Predict on a fresh batch

Prediction

Take the argmax of the model’s outputs over a fresh validation batch, one predicted class per image:

X, y = next(iter(data.val_dataloader()))
with torch.no_grad():
    preds = d2l.argmax(model(X), axis=1)
preds.shape

torch.Size([256])

Look at the mistakes

Prediction

The interesting cases are the errors. Tile the misclassified images, each captioned true / predicted:

wrong = d2l.astype(preds, y.dtype) != y
X, y, preds = X[wrong], y[wrong], preds[wrong]
labels = [a+'\n'+b for a, b in zip(
    data.text_labels(y), data.text_labels(preds))]
data.visualize([X, y], labels=labels)

82%: a linear ceiling

Prediction

Sweep the whole validation set and average the per-example correct flags:

correct = []
for X_i, y_i in data.val_dataloader():
    with torch.no_grad():
        correct.append(model.accuracy(model(X_i), y_i, averaged=False))
print(f'Test accuracy: {torch.cat(correct).mean():.3f}')

Test accuracy: 0.823

Roughly 82–83% run to run: the ceiling of a linear model on Fashion-MNIST, not a tuning artifact. The next slide shows where the missing 18% lives.

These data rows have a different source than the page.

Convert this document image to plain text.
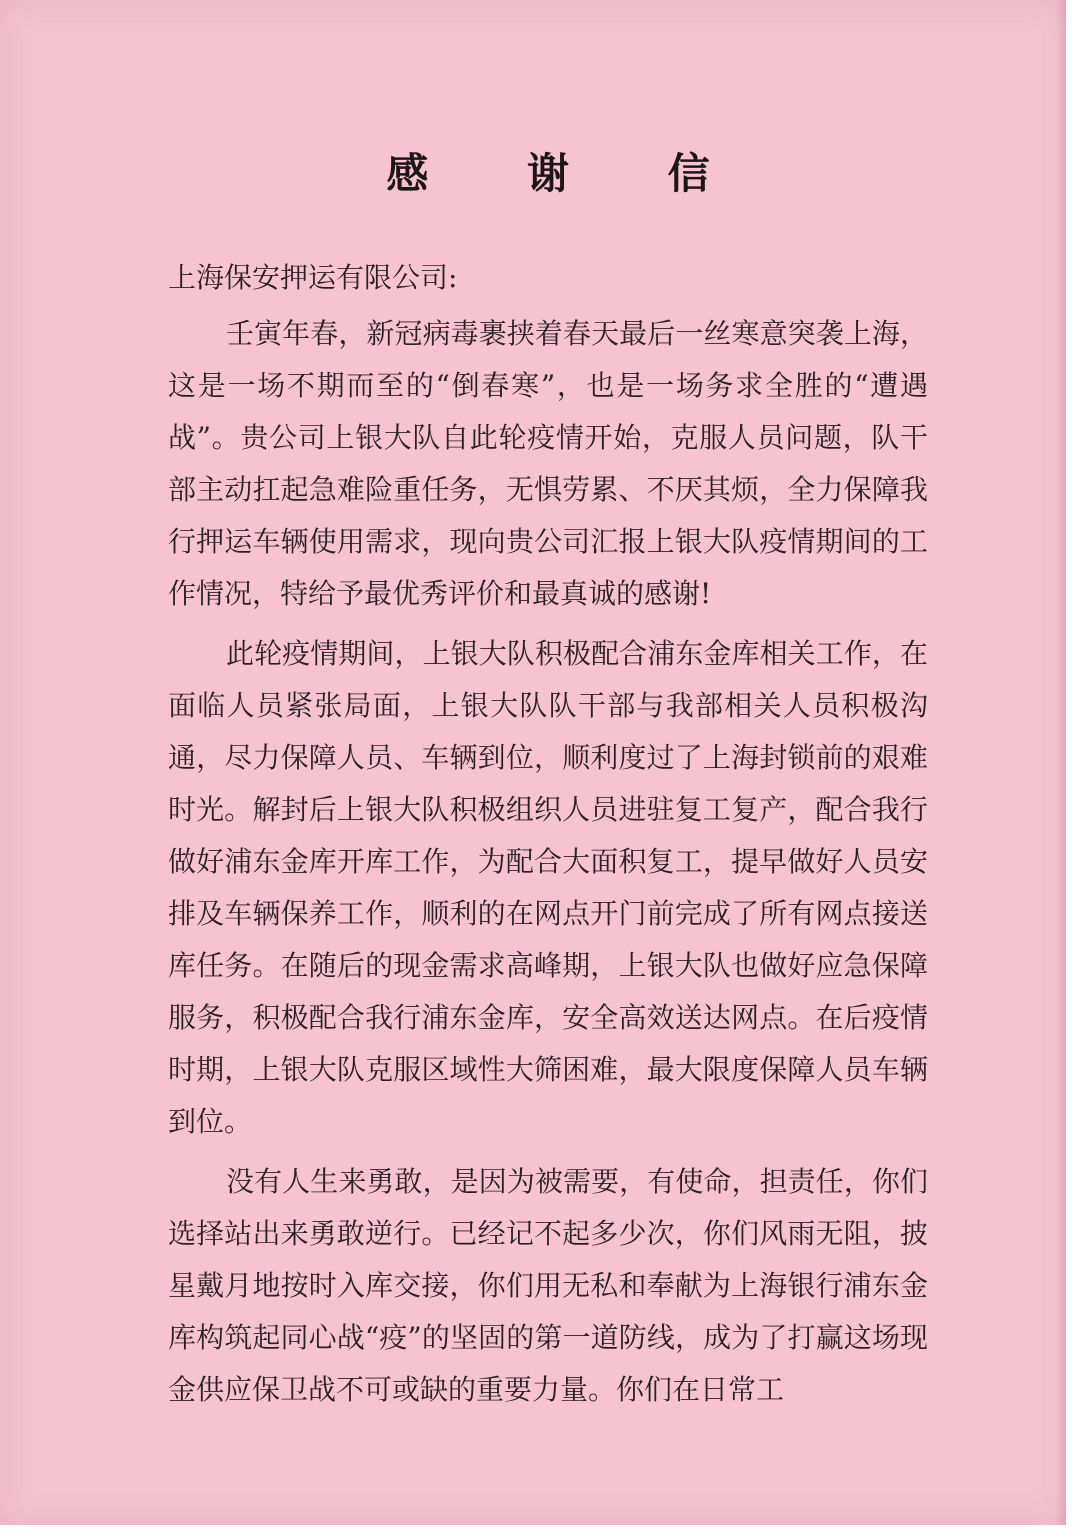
感 谢 信
上海保安押运有限公司:

壬寅年春，新冠病毒裹挟着春天最后一丝寒意突袭上海，这是一场不期而至的“倒春寒”，也是一场务求全胜的“遭遇战”。贵公司上银大队自此轮疫情开始，克服人员问题，队干部主动扛起急难险重任务，无惧劳累、不厌其烦，全力保障我行押运车辆使用需求，现向贵公司汇报上银大队疫情期间的工作情况，特给予最优秀评价和最真诚的感谢!

此轮疫情期间，上银大队积极配合浦东金库相关工作，在面临人员紧张局面，上银大队队干部与我部相关人员积极沟通，尽力保障人员、车辆到位，顺利度过了上海封锁前的艰难时光。解封后上银大队积极组织人员进驻复工复产，配合我行做好浦东金库开库工作，为配合大面积复工，提早做好人员安排及车辆保养工作，顺利的在网点开门前完成了所有网点接送库任务。在随后的现金需求高峰期，上银大队也做好应急保障服务，积极配合我行浦东金库，安全高效送达网点。在后疫情时期，上银大队克服区域性大筛困难，最大限度保障人员车辆到位。

没有人生来勇敢，是因为被需要，有使命，担责任，你们选择站出来勇敢逆行。已经记不起多少次，你们风雨无阻，披星戴月地按时入库交接，你们用无私和奉献为上海银行浦东金库构筑起同心战“疫”的坚固的第一道防线，成为了打赢这场现金供应保卫战不可或缺的重要力量。你们在日常工
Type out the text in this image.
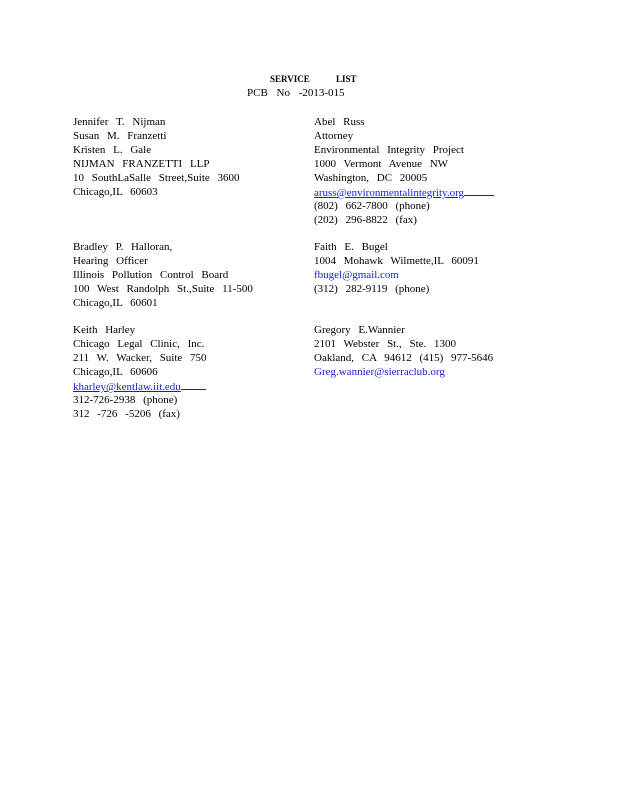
SERVICE LIST
PCB No -2013-015
Jennifer T. Nijman
Susan M. Franzetti
Kristen L. Gale
NIJMAN FRANZETTI LLP
10 SouthLaSalle Street,Suite 3600
Chicago,IL 60603
Abel Russ
Attorney
Environmental Integrity Project
1000 Vermont Avenue NW
Washington, DC 20005
aruss@environmentalintegrity.org
(802) 662-7800 (phone)
(202) 296-8822 (fax)
Bradley P. Halloran,
Hearing Officer
Illinois Pollution Control Board
100 West Randolph St.,Suite 11-500
Chicago,IL 60601
Faith E. Bugel
1004 Mohawk Wilmette,IL 60091
fbugel@gmail.com
(312) 282-9119 (phone)
Keith Harley
Chicago Legal Clinic, Inc.
211 W. Wacker, Suite 750
Chicago,IL 60606
kharley@kentlaw.iit.edu
312-726-2938 (phone)
312 -726 -5206 (fax)
Gregory E.Wannier
2101 Webster St., Ste. 1300
Oakland, CA 94612 (415) 977-5646
Greg.wannier@sierraclub.org
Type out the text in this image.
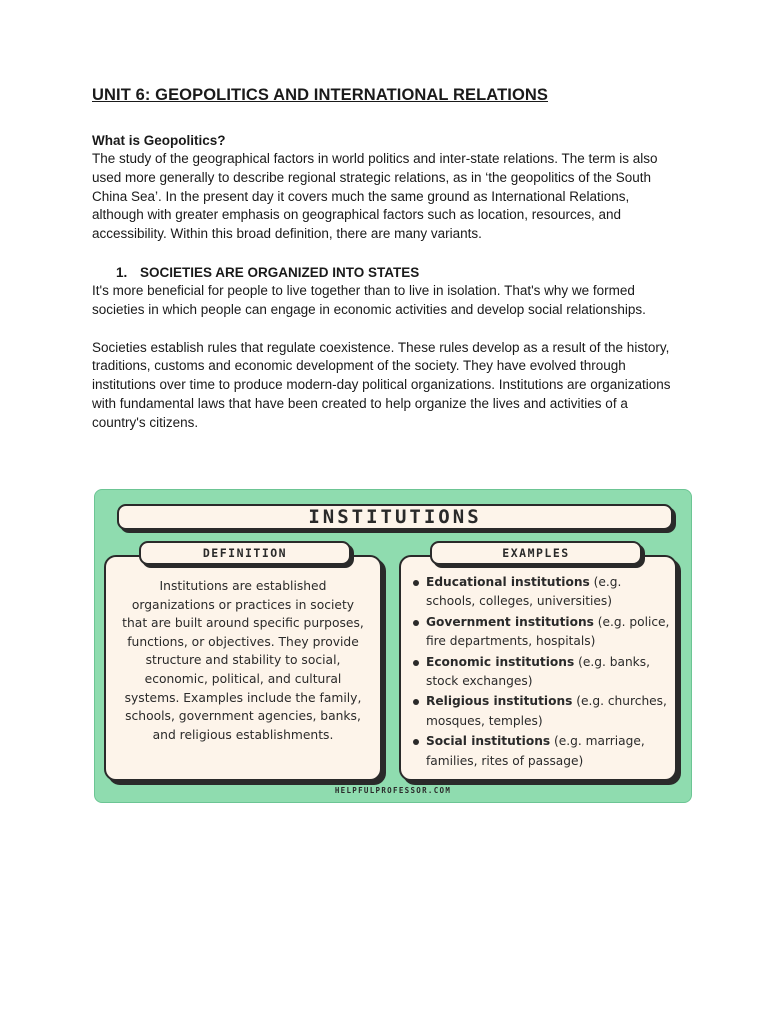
UNIT 6: GEOPOLITICS AND INTERNATIONAL RELATIONS
What is Geopolitics?

The study of the geographical factors in world politics and inter-state relations. The term is also used more generally to describe regional strategic relations, as in ‘the geopolitics of the South China Sea’. In the present day it covers much the same ground as International Relations, although with greater emphasis on geographical factors such as location, resources, and accessibility. Within this broad definition, there are many variants.

1. SOCIETIES ARE ORGANIZED INTO STATES

It's more beneficial for people to live together than to live in isolation. That's why we formed societies in which people can engage in economic activities and develop social relationships.

Societies establish rules that regulate coexistence. These rules develop as a result of the history, traditions, customs and economic development of the society. They have evolved through institutions over time to produce modern-day political organizations. Institutions are organizations with fundamental laws that have been created to help organize the lives and activities of a country's citizens.

INSTITUTIONS
Institutions are established organizations or practices in society that are built around specific purposes, functions, or objectives. They provide structure and stability to social, economic, political, and cultural systems. Examples include the family, schools, government agencies, banks, and religious establishments.
DEFINITION
Educational institutions (e.g. schools, colleges, universities)
Government institutions (e.g. police, fire departments, hospitals)
Economic institutions (e.g. banks, stock exchanges)
Religious institutions (e.g. churches, mosques, temples)
Social institutions (e.g. marriage, families, rites of passage)
EXAMPLES
HELPFULPROFESSOR.COM
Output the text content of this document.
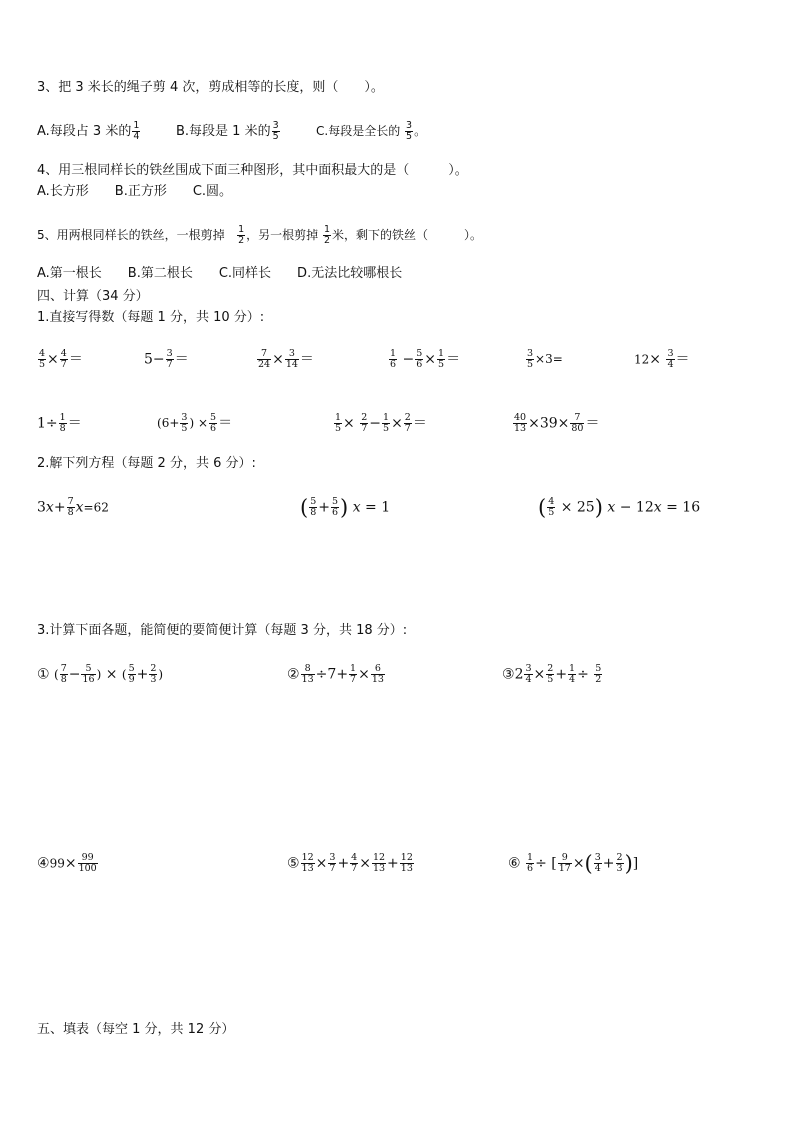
3、把 3 米长的绳子剪 4 次，剪成相等的长度，则（　　）。
A.每段占 3 米的 $\frac{1}{4}$	B.每段是 1 米的 $\frac{3}{5}$	C.每段是全长的 $\frac{3}{5}$ 。
4、用三根同样长的铁丝围成下面三种图形，其中面积最大的是（　　　）。
A.长方形　　B.正方形　　C.圆。
5、用两根同样长的铁丝，一根剪掉 $\frac{1}{2}$ ，另一根剪掉 $\frac{1}{2}$ 米，剩下的铁丝（　　　）。
A.第一根长　　B.第二根长　　C.同样长　　D.无法比较哪根长
四、计算（34 分）
1.直接写得数（每题 1 分，共 10 分）:
$\frac{4}{5} \times \frac{4}{7}$ ＝	$5- \frac{3}{7}$ ＝	$\frac{7}{24} \times \frac{3}{14}$ ＝	$\frac{1}{6} - \frac{5}{6} \times \frac{1}{5}$ ＝	$\frac{3}{5} \times 3=$	$12\times \frac{3}{4}$ ＝
$1\div \frac{1}{8}$ ＝	($6+ \frac{3}{5}$ ) × $\frac{5}{6}$ ＝	$\frac{1}{5} \times \frac{2}{7} - \frac{1}{5} \times \frac{2}{7}$ ＝	$\frac{40}{13} \times 39\times \frac{7}{80}$ ＝
2.解下列方程（每题 2 分，共 6 分）:
$3x+ \frac{7}{8} x=62$	( $\frac{5}{8} + \frac{5}{6}$ ) x = 1	( $\frac{4}{5} \times 25$) x − 12x = 16
3.计算下面各题，能简便的要简便计算（每题 3 分，共 18 分）:
① ( $\frac{7}{8} - \frac{5}{16}$ ) × ( $\frac{5}{9} + \frac{2}{3}$ )	② $\frac{8}{13} \div 7+ \frac{1}{7} \times \frac{6}{13}$	③2 $\frac{3}{4} \times \frac{2}{5} + \frac{1}{4} \div \frac{5}{2}$
④99× $\frac{99}{100}$	⑤ $\frac{12}{13} \times \frac{3}{7} + \frac{4}{7} \times \frac{12}{13} + \frac{12}{13}$	⑥ $\frac{1}{6}$ ÷ [ $\frac{9}{17}$ ×( $\frac{3}{4} + \frac{2}{3}$ )]
五、填表（每空 1 分，共 12 分）
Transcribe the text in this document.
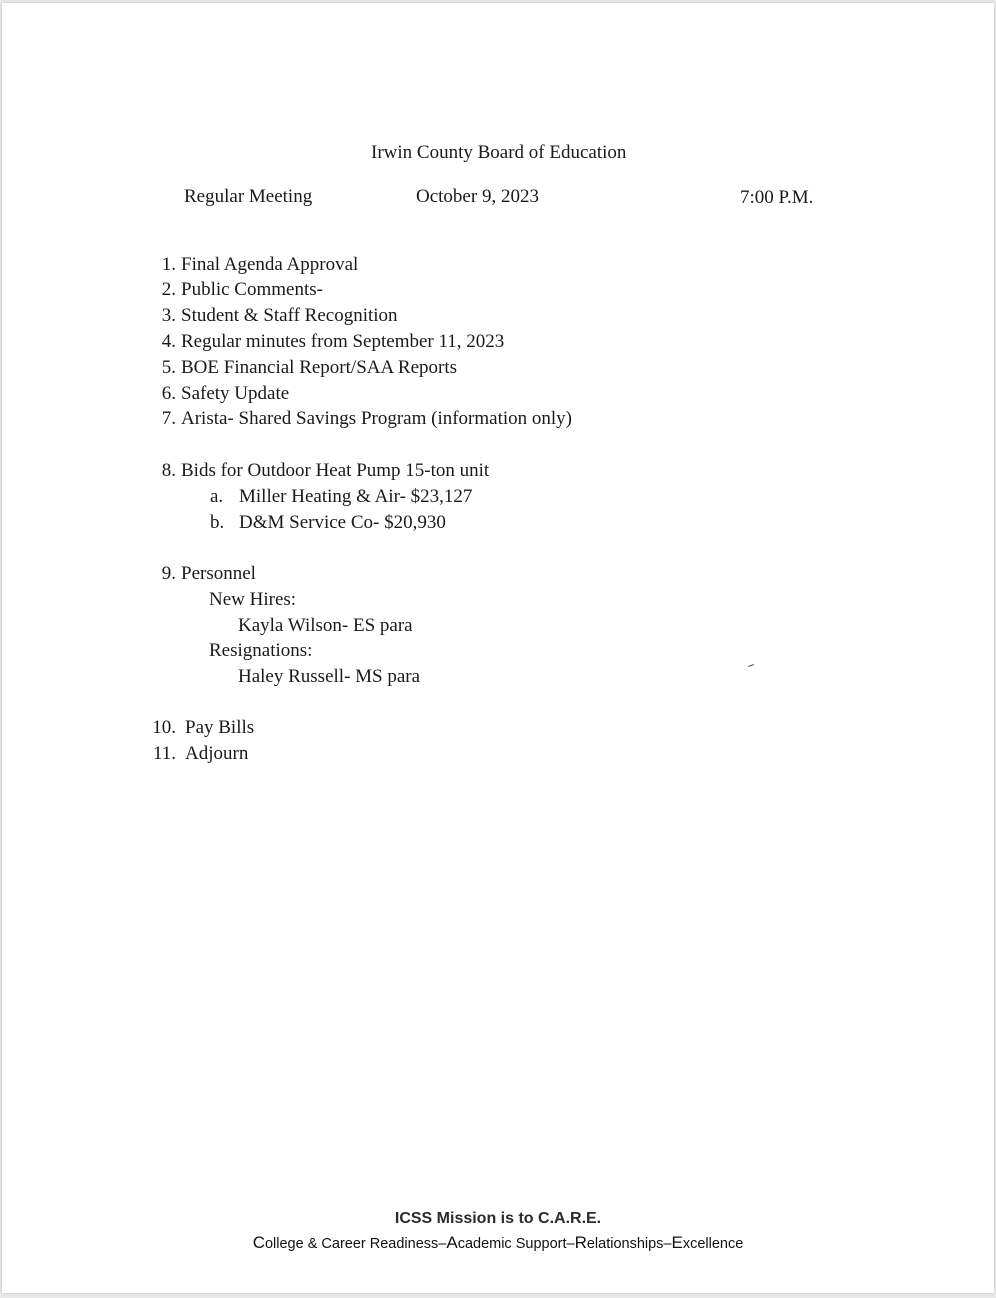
Irwin County Board of Education
Regular Meeting	October 9, 2023	7:00 P.M.
1. Final Agenda Approval
2. Public Comments-
3. Student & Staff Recognition
4. Regular minutes from September 11, 2023
5. BOE Financial Report/SAA Reports
6. Safety Update
7. Arista- Shared Savings Program (information only)
8. Bids for Outdoor Heat Pump 15-ton unit
a. Miller Heating & Air- $23,127
b. D&M Service Co- $20,930
9. Personnel
New Hires:
Kayla Wilson- ES para
Resignations:
Haley Russell- MS para
10. Pay Bills
11. Adjourn
ICSS Mission is to C.A.R.E.
College & Career Readiness–Academic Support–Relationships–Excellence
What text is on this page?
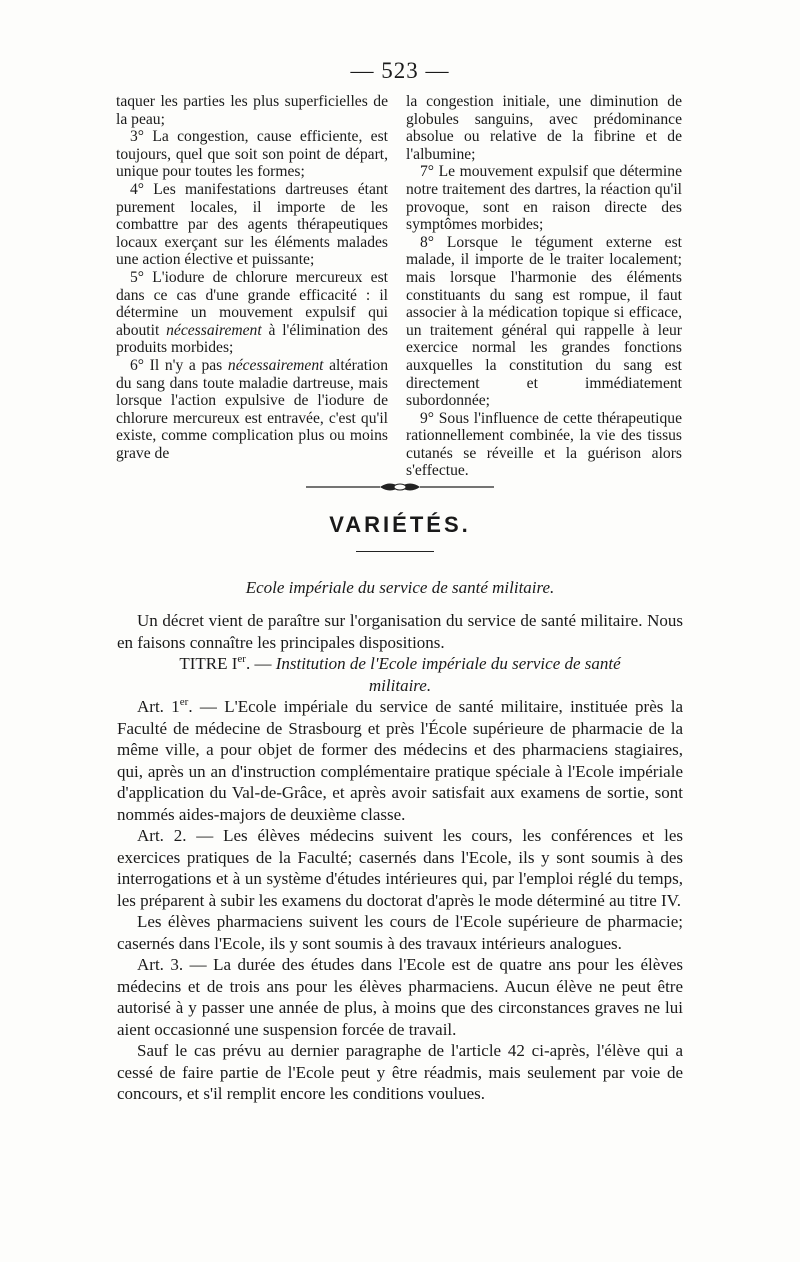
— 523 —

taquer les parties les plus superficielles de la peau;

3° La congestion, cause efficiente, est toujours, quel que soit son point de départ, unique pour toutes les formes;

4° Les manifestations dartreuses étant purement locales, il importe de les combattre par des agents thérapeutiques locaux exerçant sur les éléments malades une action élective et puissante;

5° L'iodure de chlorure mercureux est dans ce cas d'une grande efficacité : il détermine un mouvement expulsif qui aboutit nécessairement à l'élimination des produits morbides;

6° Il n'y a pas nécessairement altération du sang dans toute maladie dartreuse, mais lorsque l'action expulsive de l'iodure de chlorure mercureux est entravée, c'est qu'il existe, comme complication plus ou moins grave de

la congestion initiale, une diminution de globules sanguins, avec prédominance absolue ou relative de la fibrine et de l'albumine;

7° Le mouvement expulsif que détermine notre traitement des dartres, la réaction qu'il provoque, sont en raison directe des symptômes morbides;

8° Lorsque le tégument externe est malade, il importe de le traiter localement; mais lorsque l'harmonie des éléments constituants du sang est rompue, il faut associer à la médication topique si efficace, un traitement général qui rappelle à leur exercice normal les grandes fonctions auxquelles la constitution du sang est directement et immédiatement subordonnée;

9° Sous l'influence de cette thérapeutique rationnellement combinée, la vie des tissus cutanés se réveille et la guérison alors s'effectue.

VARIÉTÉS.
Ecole impériale du service de santé militaire.

Un décret vient de paraître sur l'organisation du service de santé militaire. Nous en faisons connaître les principales dispositions.

TITRE Ier. — Institution de l'Ecole impériale du service de santé
militaire.

Art. 1er. — L'Ecole impériale du service de santé militaire, instituée près la Faculté de médecine de Strasbourg et près l'École supérieure de pharmacie de la même ville, a pour objet de former des médecins et des pharmaciens stagiaires, qui, après un an d'instruction complémentaire pratique spéciale à l'Ecole impériale d'application du Val-de-Grâce, et après avoir satisfait aux examens de sortie, sont nommés aides-majors de deuxième classe.

Art. 2. — Les élèves médecins suivent les cours, les conférences et les exercices pratiques de la Faculté; casernés dans l'Ecole, ils y sont soumis à des interrogations et à un système d'études intérieures qui, par l'emploi réglé du temps, les préparent à subir les examens du doctorat d'après le mode déterminé au titre IV.

Les élèves pharmaciens suivent les cours de l'Ecole supérieure de pharmacie; casernés dans l'Ecole, ils y sont soumis à des travaux intérieurs analogues.

Art. 3. — La durée des études dans l'Ecole est de quatre ans pour les élèves médecins et de trois ans pour les élèves pharmaciens. Aucun élève ne peut être autorisé à y passer une année de plus, à moins que des circonstances graves ne lui aient occasionné une suspension forcée de travail.

Sauf le cas prévu au dernier paragraphe de l'article 42 ci-après, l'élève qui a cessé de faire partie de l'Ecole peut y être réadmis, mais seulement par voie de concours, et s'il remplit encore les conditions voulues.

The errors form two blocks, not a blur

Prediction · the confusion matrix

Accumulate a 10\times 10 count matrix over the validation set (the base-classification section’s confusion matrix) and normalize each column:

Upper-body garments (t-shirt, pullover, dress, coat, shirt) trade errors almost exclusively among themselves; the shirt column is the most polluted of all.
Footwear (sandal, sneaker, ankle boot) forms a second cluster.
Trousers and bags are nearly pure diagonal: silhouette suffices.

Same outline, same mass distribution → indistinguishable to a model that can only weigh pixels linearly.

Why a linear model caps out

The ceiling

A linear classifier draws straight decision boundaries: the softmax-regression section’s picture, now with a price tag. In pixel space shirts and pullovers overlap, and no hyperplane separates them.

The capacity of lines is finite: in the plane a line shatters any 3 points but never the 4-point XOR pattern (the generalization-in- classification section makes this precise). A single hidden layer (the multilayer-perceptrons chapter) bends the boundary and pushes past the ceiling.

Recap

Wrap-up

Softmax = exp, row-sum, divide → a probability distribution over classes.
Cross-entropy = -\log \hat{y}_{\text{true}}, averaged over the batch: the natural classification loss.
Model = flatten → one linear layer (784\times10) → softmax.

Training reuses the regression Trainer; Classifier adds accuracy reporting for free.
82–83% is the linear ceiling on Fashion-MNIST; the confusion matrix shows the errors in two blocks (upper-body garments, footwear), exactly where silhouette fails.
exp(1000) = NaN: the naive softmax is fragile and the clip merely hides it; the concise-softmax-regression section derives the real fix.